Christopher Ketchen
Beginning on July 1, Christopher Ketchen will serve as the chief administrative officer for both Lenox – his current employer – and Lee.
On May 11, Lee Town Meeting approved a three-year shared services agreement that had also been approved by the Lenox Board of Selectmen in March. Under the agreement, the towns will split Ketchen’s $110,000 salary – the same as what he receives now as Lenox’s town manager.
The towns will hire a shared assistant chief administrative officer, who will focus on human resources.
“We’re not hiring a human resources director per se,” Ketchen said. “It’s actually a full-blown assistant position that will act as the CAO in the CAO’s absence and be fully empowered in that regard. Human resource management will be the primary responsibility, and we’re looking for someone with that background to be the assistant.”

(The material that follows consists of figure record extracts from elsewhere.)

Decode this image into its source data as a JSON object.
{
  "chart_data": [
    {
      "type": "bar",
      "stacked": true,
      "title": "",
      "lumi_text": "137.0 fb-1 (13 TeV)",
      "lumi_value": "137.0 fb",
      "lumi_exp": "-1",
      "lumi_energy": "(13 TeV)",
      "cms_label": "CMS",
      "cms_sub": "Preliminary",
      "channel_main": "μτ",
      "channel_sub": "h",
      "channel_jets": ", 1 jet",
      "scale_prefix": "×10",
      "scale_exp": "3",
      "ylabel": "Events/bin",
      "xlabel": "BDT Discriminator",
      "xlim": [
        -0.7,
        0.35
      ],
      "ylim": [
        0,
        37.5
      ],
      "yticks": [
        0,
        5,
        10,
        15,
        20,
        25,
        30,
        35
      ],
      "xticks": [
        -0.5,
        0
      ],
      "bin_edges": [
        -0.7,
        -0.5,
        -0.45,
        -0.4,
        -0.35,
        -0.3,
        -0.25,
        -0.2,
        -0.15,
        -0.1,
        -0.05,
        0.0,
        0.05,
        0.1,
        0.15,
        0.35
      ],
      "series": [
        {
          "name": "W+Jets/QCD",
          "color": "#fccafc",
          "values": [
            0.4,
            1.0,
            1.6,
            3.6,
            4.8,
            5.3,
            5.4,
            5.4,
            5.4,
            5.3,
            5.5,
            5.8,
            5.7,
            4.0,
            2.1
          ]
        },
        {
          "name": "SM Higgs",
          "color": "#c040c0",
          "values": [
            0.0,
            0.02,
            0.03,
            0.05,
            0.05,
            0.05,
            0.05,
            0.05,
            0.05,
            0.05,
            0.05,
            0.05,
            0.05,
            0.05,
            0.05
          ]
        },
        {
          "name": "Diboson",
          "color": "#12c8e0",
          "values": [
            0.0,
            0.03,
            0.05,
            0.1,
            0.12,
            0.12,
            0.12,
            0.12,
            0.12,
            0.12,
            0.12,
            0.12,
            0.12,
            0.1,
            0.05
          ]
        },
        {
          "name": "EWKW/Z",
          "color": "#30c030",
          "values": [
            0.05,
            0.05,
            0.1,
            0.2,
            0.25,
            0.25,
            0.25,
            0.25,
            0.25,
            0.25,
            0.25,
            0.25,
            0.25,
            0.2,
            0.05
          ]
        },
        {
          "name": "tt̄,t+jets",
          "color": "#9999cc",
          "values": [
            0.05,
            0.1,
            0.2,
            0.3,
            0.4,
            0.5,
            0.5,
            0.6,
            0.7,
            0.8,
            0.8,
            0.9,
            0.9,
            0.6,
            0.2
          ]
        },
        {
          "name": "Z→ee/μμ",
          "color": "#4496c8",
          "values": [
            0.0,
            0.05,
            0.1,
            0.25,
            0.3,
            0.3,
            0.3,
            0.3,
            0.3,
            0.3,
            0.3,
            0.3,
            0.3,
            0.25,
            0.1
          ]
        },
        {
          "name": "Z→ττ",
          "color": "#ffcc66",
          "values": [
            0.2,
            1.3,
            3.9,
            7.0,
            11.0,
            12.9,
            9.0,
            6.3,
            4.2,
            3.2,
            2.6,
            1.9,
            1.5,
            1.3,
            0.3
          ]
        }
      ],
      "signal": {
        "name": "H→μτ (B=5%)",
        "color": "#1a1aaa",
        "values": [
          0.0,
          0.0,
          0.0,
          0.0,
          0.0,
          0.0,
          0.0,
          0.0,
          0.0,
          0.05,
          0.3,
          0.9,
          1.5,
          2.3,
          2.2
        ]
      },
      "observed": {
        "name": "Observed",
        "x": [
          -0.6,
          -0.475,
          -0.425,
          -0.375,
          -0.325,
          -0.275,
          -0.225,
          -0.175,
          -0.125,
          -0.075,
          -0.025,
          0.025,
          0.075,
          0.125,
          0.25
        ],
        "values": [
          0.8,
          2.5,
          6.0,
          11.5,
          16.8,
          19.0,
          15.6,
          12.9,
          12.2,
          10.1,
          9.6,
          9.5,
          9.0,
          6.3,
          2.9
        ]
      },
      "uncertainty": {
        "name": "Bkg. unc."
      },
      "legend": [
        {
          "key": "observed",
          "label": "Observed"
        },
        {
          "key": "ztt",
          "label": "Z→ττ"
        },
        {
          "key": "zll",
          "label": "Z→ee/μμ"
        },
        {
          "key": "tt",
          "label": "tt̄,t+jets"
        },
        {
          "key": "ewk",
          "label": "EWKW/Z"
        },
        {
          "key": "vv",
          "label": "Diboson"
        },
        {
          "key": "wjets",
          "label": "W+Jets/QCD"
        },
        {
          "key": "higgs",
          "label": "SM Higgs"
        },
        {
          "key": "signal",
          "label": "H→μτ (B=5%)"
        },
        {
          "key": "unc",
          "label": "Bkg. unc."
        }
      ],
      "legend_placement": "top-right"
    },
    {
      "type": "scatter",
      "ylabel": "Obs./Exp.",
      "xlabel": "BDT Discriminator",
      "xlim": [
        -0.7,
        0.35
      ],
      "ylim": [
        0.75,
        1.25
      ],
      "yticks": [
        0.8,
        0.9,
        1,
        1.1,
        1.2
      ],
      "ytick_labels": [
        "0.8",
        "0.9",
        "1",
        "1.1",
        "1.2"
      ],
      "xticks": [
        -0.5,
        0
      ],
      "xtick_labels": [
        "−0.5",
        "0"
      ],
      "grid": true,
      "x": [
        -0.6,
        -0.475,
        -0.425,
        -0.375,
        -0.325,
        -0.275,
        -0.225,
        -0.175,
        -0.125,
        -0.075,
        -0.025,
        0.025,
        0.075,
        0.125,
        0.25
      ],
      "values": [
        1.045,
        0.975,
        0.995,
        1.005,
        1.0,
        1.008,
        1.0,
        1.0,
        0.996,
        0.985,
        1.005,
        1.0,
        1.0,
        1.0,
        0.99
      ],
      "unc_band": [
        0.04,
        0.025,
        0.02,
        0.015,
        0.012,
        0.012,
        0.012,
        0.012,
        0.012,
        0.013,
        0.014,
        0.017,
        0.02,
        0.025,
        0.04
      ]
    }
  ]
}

While the agreement is for a three-year pilot, the board of selectmen in each town will take a vote in mid-April each year on whether to continue the pilot, Ketchen said. If, after three years, the towns decide to continue the arrangement, the appropriate special legislation and charter change will go before the town meetings in the two towns to make the arrangement permanent.
Ketchen said the arrangement is intentionally flexible, and that he plans to spend most of July in Lee to familiarize himself with the town. That said, the expectation is to split his time evenly between the neighboring towns.
“At first my main office will be here in Lenox Town Hall,” he said. “I’ll be spending substantial amounts of time in Lee, but working out of this office. But I might be in my Lenox town hall office working on Lee work.”
While there are cases in Massachusetts where town administrators work part-time in more than one town, Ketchen said he believes this agreement is different.
“These are two towns that have come together to share two full-time jobs and have sort of joint administration of government between the two towns, while maintaining their identity by having their own select boards and town meetings,” he said. “It’s a shared administration, not just the same person doing multiple part-time jobs. It sounds like it’s only a minor distinction, but I think it’s profound.”
Ketchen, a member of the MMA Board of Directors, said he hopes the agreement, if successful, can serve as a model for other communities, particularly those in the Berkshires with declining populations that face similar circumstances.